Вместе с Инной мы оказались в нашем первом лагере. Помню, как ужасно она страдала от укусов мошки, ходила вся опухшая, слепая, даже до столовой не могла дойти без посторонней помощи. Была она маленькая и, по-видимости, слабая, но как только становилось полегче — не унывала.
В Тайшете на пересылке мы встретили несколько «повторниц». Значение этого странного слова ужасно. Эти женщины повторно получили срок и снова ехали в лагерь.

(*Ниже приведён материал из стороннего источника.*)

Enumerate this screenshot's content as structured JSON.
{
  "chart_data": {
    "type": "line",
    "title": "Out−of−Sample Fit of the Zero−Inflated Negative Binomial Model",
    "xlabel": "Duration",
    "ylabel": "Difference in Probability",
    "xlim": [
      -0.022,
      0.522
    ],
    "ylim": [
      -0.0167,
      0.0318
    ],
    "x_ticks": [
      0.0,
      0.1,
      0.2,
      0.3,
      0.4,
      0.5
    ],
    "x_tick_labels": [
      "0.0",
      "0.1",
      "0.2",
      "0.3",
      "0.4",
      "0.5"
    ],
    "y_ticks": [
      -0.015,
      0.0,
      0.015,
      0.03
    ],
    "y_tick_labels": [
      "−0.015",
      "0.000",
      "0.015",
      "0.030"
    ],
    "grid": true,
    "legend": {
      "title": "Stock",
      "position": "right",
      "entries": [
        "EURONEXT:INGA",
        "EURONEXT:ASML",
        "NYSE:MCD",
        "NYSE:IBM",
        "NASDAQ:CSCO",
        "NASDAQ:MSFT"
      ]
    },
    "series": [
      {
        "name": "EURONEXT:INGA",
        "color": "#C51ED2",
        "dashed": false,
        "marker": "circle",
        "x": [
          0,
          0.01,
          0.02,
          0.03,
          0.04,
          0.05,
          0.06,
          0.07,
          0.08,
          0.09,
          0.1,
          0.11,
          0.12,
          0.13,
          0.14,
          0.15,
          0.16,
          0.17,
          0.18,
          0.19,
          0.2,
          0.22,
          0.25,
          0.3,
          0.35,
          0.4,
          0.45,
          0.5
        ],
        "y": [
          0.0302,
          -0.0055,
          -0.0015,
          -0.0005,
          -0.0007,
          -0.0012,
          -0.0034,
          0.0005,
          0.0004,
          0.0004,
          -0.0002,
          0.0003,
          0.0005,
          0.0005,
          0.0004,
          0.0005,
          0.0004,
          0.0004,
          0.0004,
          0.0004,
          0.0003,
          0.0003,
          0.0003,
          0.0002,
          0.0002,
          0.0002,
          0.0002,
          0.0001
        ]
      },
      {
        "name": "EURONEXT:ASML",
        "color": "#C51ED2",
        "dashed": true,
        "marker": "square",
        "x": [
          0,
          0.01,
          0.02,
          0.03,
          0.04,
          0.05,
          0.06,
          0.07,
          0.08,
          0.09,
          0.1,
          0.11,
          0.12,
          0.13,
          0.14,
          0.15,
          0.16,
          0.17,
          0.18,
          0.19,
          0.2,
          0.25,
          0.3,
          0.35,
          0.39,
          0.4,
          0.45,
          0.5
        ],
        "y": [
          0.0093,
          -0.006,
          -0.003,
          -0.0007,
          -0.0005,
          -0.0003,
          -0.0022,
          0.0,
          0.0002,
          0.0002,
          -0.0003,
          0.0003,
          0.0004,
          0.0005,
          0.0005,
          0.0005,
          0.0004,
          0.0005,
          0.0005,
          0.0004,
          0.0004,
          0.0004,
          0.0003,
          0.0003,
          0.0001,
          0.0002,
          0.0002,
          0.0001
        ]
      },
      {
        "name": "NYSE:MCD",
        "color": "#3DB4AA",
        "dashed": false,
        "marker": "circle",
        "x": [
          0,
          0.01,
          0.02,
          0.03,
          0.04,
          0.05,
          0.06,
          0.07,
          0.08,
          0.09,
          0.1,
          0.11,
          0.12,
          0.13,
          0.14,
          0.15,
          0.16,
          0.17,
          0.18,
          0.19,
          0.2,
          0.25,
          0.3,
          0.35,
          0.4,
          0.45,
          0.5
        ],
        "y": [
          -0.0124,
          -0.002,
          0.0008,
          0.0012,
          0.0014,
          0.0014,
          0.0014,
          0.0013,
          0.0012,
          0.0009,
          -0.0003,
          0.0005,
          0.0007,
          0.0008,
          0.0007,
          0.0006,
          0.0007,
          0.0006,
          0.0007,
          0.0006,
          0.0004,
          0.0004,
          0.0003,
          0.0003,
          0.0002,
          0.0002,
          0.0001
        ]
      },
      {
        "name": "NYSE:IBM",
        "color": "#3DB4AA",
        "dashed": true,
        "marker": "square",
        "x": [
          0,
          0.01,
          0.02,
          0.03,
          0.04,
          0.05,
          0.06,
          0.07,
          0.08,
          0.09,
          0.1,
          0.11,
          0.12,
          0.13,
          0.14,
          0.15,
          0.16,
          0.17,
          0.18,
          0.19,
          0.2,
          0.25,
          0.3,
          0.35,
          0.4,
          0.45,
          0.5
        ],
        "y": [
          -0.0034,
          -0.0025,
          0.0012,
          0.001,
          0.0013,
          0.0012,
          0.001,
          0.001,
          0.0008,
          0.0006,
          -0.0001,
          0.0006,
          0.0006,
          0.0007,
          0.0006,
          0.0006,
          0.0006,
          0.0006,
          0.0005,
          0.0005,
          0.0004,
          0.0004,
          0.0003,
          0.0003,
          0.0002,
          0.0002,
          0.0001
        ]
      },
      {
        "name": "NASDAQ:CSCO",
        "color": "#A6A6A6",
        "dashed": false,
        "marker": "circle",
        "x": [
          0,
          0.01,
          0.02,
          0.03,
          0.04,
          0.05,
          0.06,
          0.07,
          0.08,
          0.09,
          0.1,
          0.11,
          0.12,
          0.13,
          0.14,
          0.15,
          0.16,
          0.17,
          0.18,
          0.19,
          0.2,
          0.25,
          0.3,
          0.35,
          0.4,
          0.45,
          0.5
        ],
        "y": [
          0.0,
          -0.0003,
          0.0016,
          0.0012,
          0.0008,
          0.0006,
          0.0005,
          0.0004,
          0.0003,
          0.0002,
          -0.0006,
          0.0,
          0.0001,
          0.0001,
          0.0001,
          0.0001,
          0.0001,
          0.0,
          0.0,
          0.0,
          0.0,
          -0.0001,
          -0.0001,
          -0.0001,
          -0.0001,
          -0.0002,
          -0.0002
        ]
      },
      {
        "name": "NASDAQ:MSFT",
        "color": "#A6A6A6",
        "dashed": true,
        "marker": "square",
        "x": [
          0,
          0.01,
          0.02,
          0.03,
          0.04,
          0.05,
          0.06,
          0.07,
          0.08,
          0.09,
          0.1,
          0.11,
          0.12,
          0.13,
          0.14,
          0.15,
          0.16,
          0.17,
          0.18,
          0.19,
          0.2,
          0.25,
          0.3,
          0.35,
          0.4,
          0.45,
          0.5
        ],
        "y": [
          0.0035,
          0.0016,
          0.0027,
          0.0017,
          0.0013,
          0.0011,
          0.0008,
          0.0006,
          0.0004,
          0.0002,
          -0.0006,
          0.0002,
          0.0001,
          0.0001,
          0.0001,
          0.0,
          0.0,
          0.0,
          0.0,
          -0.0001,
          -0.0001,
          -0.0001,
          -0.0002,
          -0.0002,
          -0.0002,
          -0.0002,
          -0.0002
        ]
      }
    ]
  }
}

Как правило, им даже не предъявляли нового обвинения, а просто снова брали по старому делу, считая, как видно, что отсиженный когда-то 10-тилетний срок — это устаревшая мода. Другие, отбывая ссылку после первой отсидки, заработали там новый срок, обычно за «антисоветскую агитацию» — кому то рассказали о лагерях и выразили неудовольствие тем, что жизнь их загублена ни за что, ни про что.

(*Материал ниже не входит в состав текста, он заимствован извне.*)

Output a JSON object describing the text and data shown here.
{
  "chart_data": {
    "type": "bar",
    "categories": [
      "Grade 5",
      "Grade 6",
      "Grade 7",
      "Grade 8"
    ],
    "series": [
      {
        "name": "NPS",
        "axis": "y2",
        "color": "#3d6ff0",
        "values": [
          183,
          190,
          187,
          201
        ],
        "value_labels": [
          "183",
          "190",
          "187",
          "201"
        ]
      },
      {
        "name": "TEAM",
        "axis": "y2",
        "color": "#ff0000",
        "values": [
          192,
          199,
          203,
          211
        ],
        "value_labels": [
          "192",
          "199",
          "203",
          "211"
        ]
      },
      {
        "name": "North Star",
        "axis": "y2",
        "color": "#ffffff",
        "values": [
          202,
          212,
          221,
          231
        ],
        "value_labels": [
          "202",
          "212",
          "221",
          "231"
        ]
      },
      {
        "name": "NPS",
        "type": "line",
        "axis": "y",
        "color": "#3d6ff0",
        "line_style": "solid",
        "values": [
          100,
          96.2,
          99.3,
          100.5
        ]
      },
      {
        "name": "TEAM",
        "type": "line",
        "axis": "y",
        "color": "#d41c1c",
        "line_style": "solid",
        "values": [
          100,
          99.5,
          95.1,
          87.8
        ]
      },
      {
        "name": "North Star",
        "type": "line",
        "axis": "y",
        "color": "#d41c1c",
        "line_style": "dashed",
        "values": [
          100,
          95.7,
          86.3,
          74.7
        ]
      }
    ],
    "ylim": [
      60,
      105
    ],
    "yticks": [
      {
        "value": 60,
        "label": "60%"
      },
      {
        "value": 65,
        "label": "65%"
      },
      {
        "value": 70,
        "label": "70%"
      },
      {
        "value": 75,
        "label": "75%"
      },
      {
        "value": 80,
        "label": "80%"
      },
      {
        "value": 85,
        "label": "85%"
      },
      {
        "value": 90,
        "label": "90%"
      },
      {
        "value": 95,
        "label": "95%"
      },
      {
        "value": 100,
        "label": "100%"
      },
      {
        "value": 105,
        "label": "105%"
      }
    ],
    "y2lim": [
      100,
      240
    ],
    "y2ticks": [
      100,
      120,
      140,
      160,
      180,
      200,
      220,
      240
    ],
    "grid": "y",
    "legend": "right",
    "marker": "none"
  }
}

Повторницей была Мирра Капнист, женщина неопределённого возраста, худая, с резкими чертами лица. Предком её был известный русский писатель 18 века. В первый раз её посадили в 1934 году по «кировскому делу». Мне она рассказала, что в день убийства стояла с букетом цветов на остановке трамвая в Ленинграде. Там же оказался приятной наружности мужчина, также с букетом. Улыбнулись друг другу и обменялись букетами. Это оказался Киров, а её обвинили в том, что она с помощью манипуляций с букетом подала сигнал убийце. В Тайшет ей должны были привезти на свидание дочь, но Мирру вызвали на этап до её приезда, не помогли мольбы и истерики несчастной матери. Потом я встречала её на других колоннах. При мне она освободилась, ехала зимой в ссылку в Красноярский край. Она шла к вахте с мешком и деревянным чемоданом, какие делали работники хоззоны за 20 рублей, и вид у неё был чудной: на голове еле держалась кокетливая самодельная шляпка. Кто-то из женщин отдал ей тёплый платок.

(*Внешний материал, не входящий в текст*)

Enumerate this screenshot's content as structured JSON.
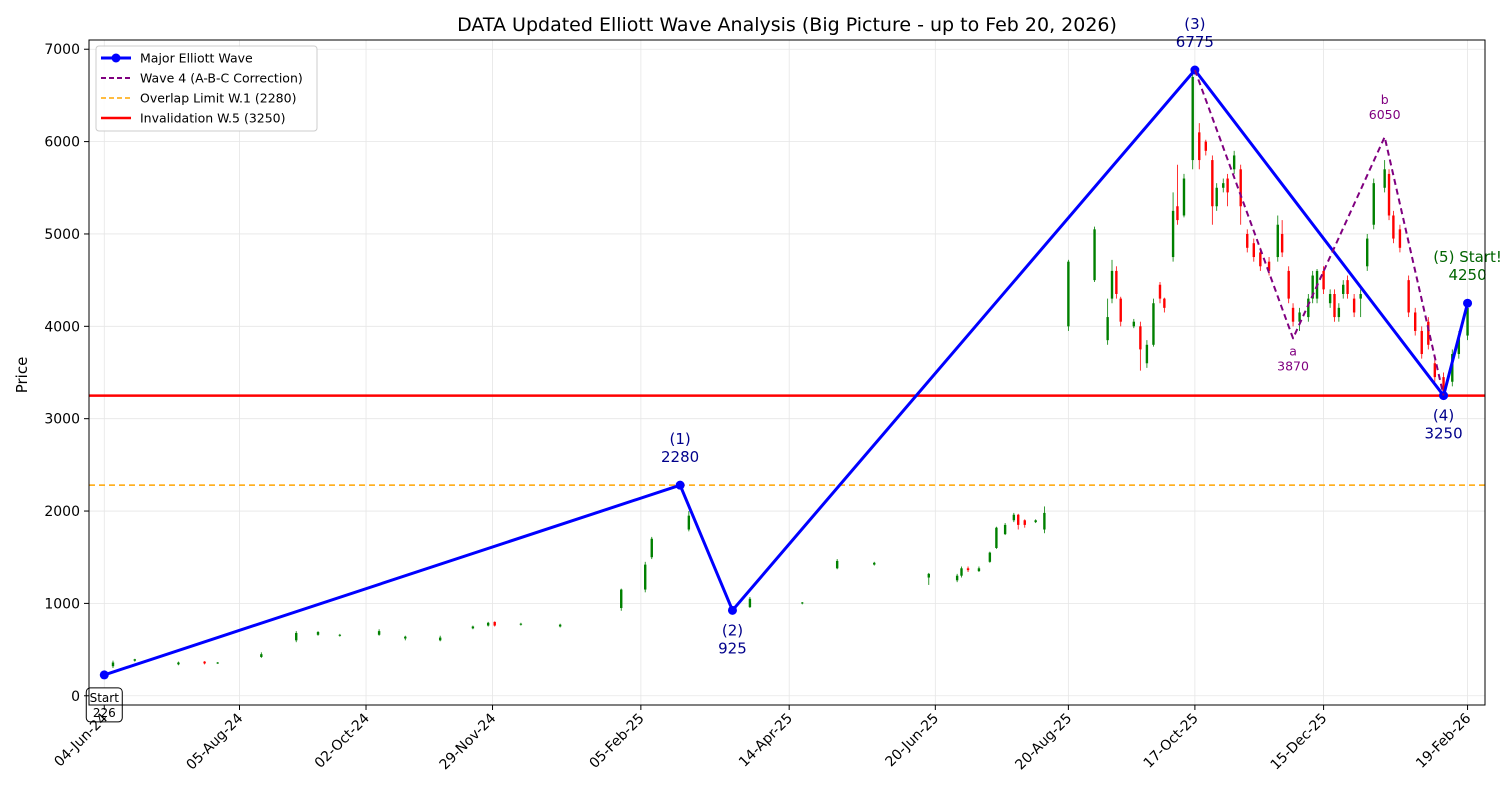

С давних лет сидела тёща Бухарина, мать его второй жены, врач. Родство не афишировалось, было известно, что она — жена старого большевика Ларина. «А муж ваш не сидит?» — поинтересовалась я. «Мой муж похоронен у кремлёвской стены», — ответила она с достоинством. Напрасно я расспрашивала её, она о жизни в лагере не распространялась. Это была моя первая встреча с представительницей той, уже немногочисленной, прослойки бывших партийных дам, которые, как правило, не вызывали у меня большой симпатии, хотя и подумать страшно, как они настрадались. Ничего не могу сказать о ней лично, но обычно это были люди совершенно искажённых понятий. Они остались верноподданными. Вернее — так они говорили, а что хранили в душе, один Бог знает. Я считала, что они искренни, и удивлялась такому идиотизму, но моя мать, как и многие другие, была убеждена, что они притворяются, и, если бы не страх, могли бы и нас удивить запасом ненависти к режиму. Этот их страх — самое поразительное. Они всё в жизни потеряли, мужья их были расстреляны, дети в детдомах, а постарше — в лагерях и ссылке. Краткий промежуток между отсидками был у всех мучительным, но он всё дрожали.